それに反して、賢明な人は、知識だけでなく清い生活をする博学な人物をまわりに集め、その人々を管理職に適する人間に変えていく。その謙遜が欺かれることはない。他人を立派にすることによって、自分自身がいっそう高められるからである。

  どういう人間か分からない人物を重要で指導的な地位に就け、さてどうなるか見てみようなどというのは、分別のあるやり方ではない。そういうやり方は、共通善(公益)を、何が飛び出すか分からないびっくり箱に賭けるようなものである。

  権威ある地位に就いて、他人の噂を気にしながら行動する。まるでよぼよぼの年寄りではないか。まず、神がどうお考えになるかを気にしなければならない。その後、あくまでも二次的に、多くの場合は必要ないだろうが、他人の考えを参考にするのである。「人々の前で自分をわたしの仲間であると言い表す者は、わたしも天の父の前で、その人をわたしの仲間であると言い表す。しかし、人々の前でわたしを知らないと言う者は、わたしも天の父の前で、その人を知らないと言う」と主は言われた。

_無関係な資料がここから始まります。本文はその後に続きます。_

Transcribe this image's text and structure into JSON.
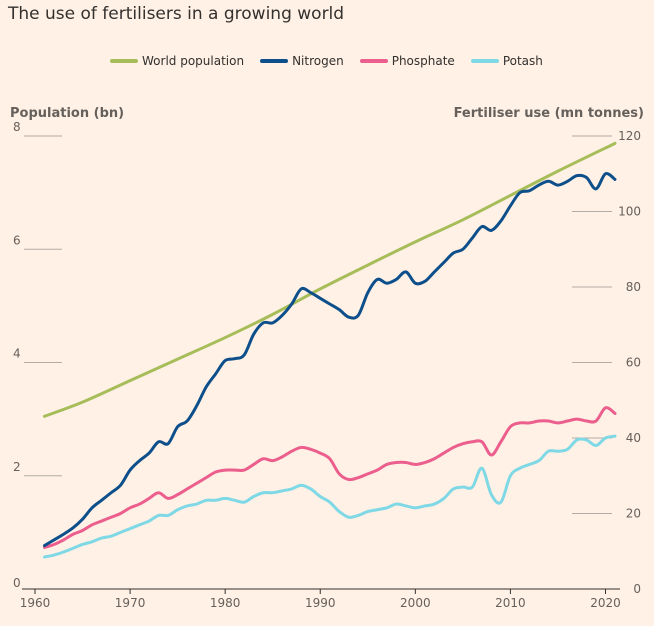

  責任ある地位にいるあなたが仕事をするにあたり、思い出すべきことがある。他人の力を借りずに自分だけでやり遂げた個人的なことは、人と共有しない限り、その個人と共に消滅する。

  統治(管理)を立派に果たすための根本的な規準がある。それは責任を分担することである。ただし、それが楽をするためや責任逃れのためであってはならない。繰り返し言うが、責任を分担し、それぞれに任せた仕事の報告を要求するのである。そうすれば神に対して〈責任をとる〉ことができるし、必要なら人々に対しても〈責任をとる〉ことができるだろう。

  事を解決するにあたり、愛徳を忘れるほど正義を強調してはならない。

  鎖の強さは、最も弱い環によって決まる。

  部下(あなたの下にいる者)を評して、役に立たないなどと絶対に言ってはならない。

役に立たないのはあなたである。役に立てる働き場所を与えることができなかったのは、あなただから。

  名誉に対する野心を捨てなさい。その代わりに、道具や義務や効果について考えなさい。そうすれば、役職を渇望しなくなる。万一、役職を任されても、それを人々に仕える義務、つまり重荷であると正しく評価できるだろう。

  十字架の辱めのとき、聖母はそこ、御子の傍で、御子と同じ運命を甘受する覚悟をしておいでになる。あなたの周囲の雰囲気がたとえ好意的でないとしても、責任あるキリスト者として生きるため、恐れを捨てようではないか。聖母は必ず助けてくださる。